Mais nada. É preciso falar claro e pôr os nomes aos bois.

quarta-feira, 27 de agosto de 2008

ESTÓRIAS INVENTADAS

"Amanhã, eu e a minha mulher vamos celebrar mais um ano de casados, e já tenho o plano do dia: Saio cedo, vou abastecer o carro, porque pretendo comprar aquele colar na ourivesaria “Vida” que ainda fica longe, e depois tenho que passar pelo banco para depositar os “cobres” de ontem, para poder utilizar o Multibanco sem problemas. Porra! Pensando bem, não vou a lado nenhum que ainda sou assaltado ou sou apanhado num assalto.

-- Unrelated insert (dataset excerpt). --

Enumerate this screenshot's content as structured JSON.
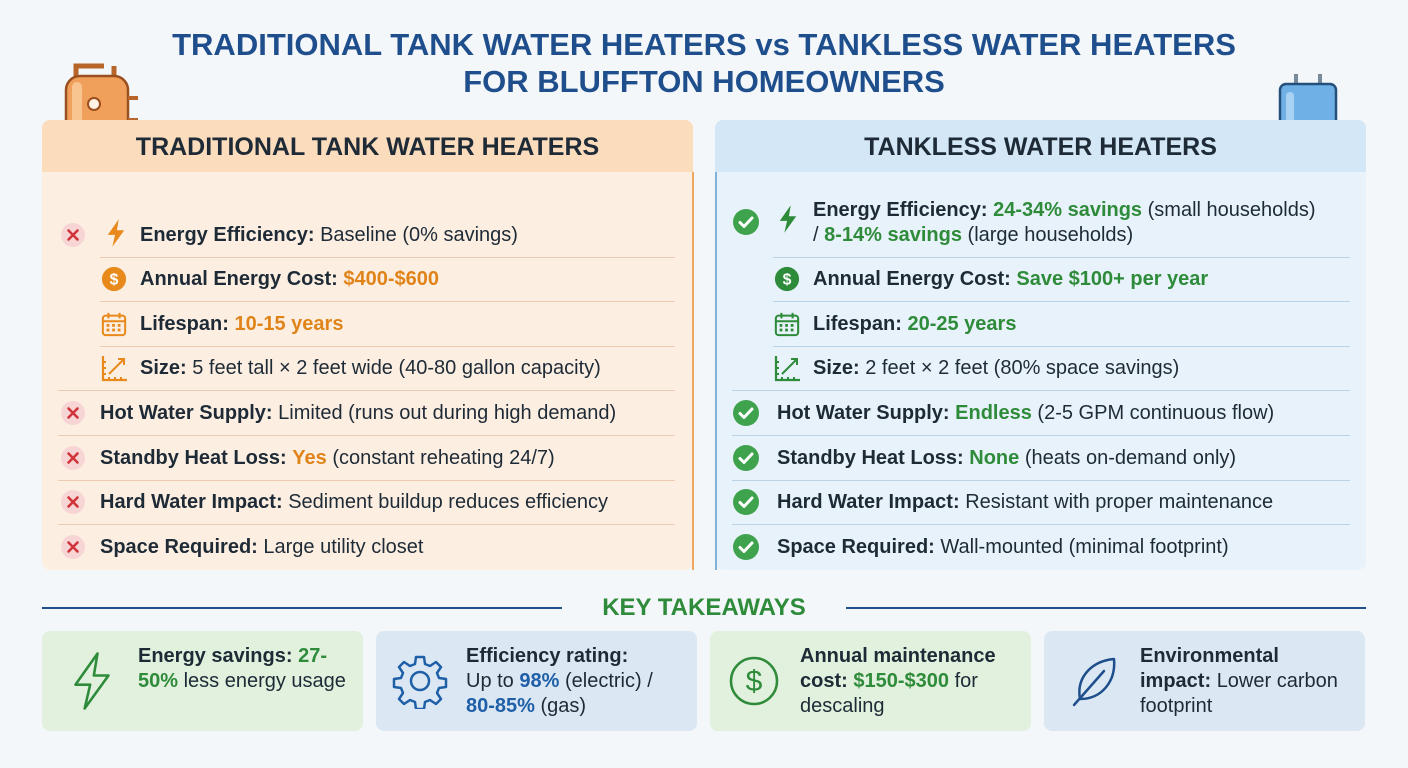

Vou ficar em casa e ligo o alarme."

NOVO PARTIDO

O Movimento Mérito e Sociedade, constituiu-se formalmente como partido, no Tribunal Constitucional no passado dia 29 de Abril e admite concorrer às eleições já em 2009 com uma "proposta de rigor, concreta, com uma visão de futuro para os portugueses". Ao longo de oito meses o MMS recolheu cerca de 8400 assinaturas, de norte a sul do país. O novo partido político, Movimento Mérito e Sociedade propôs onze medidas para criar mais segurança em Portugal. Para o partido é importante que as penas passem a ser cumulativas, que a polícia possa actuar de forma mais firme e com maior recurso a armas de fogo, que haja uma fusão das principais forças de segurança e que as vítimas tenham um papel mais activo nos processos.

Pois é. Um dia destes vamos ter “linchamentos” populares.

domingo, 20 de julho de 2008

SEGURANÇA ?


A Inspecção-Geral da Administração Interna (IGAI) emitiu uma recomendação para as Forças de Segurança que as proíbe de disparar em perseguições. Em causa, está a recente morte de um jovem baleado na cabeça pela GNR.
Lusa

Dos agentes policiais só queremos duas coisas: Que estejam longe quando não interessa e que estejam perto quando interessa. Depois há aquela frase universal: “Vocês nunca aparecem quando são precisos!”, como se a polícia tivesse o poder da ubiquidade.
O facto é que as forças policiais vão perdendo o papel de autoridade, muito por culpa própria e outro tanto por culpa da sociedade e das políticas.
Recordo um episódio do então Presidente da República Mário Soares aos gritos da janela de um autocarro, contra um polícia que cumpria funções de segurança. Recordo o exemplo de Francisco Louça á entrada de um autocarro, numa manifestação qualquer de um assunto qualquer, em que perdeu qualquer razão que pudesse ter. Recordo as desautorizações e críticas sistemáticas contra as forças policiais, quando no cumprimento de ordens superiores. Recordo as manifestações dos polícias e da célebre “Polícias contra polícias no Terreiro do Paço”.
Com tudo isso, vem o mais grave: A falta de respeito.

PISTOLA DE BRINCAR

Esta “estória” tenho de partilhar.
Um amigo meu resolveu ir para a “night” com uns amigos. Quando pára nuns semáforos, atrás, aparece um “impaciente” com sinais de luzes e buzinadelas. O meu amigo na diversão, saca de uma pistola de brincar e acena para o "impaciente", perante a galhofa dos amigos. Mais á frente, o "impaciente", atravessa o seu carro á frente do carro do meu amigo, sai dele com uma arma verdadeira e pergunta: Queres brincar ás pistolas, é?
O meu amigo tem uma reacção altruísta e diz: épá, não estragues a tua vida!
Moral da “estória”, o meu amigo, qual herói, qual sangue-frio, preocupou-se mais com o futuro do “impaciente”, do que com a sua segurança.
Não vale perguntar como ficaram as calças desse meu amigo.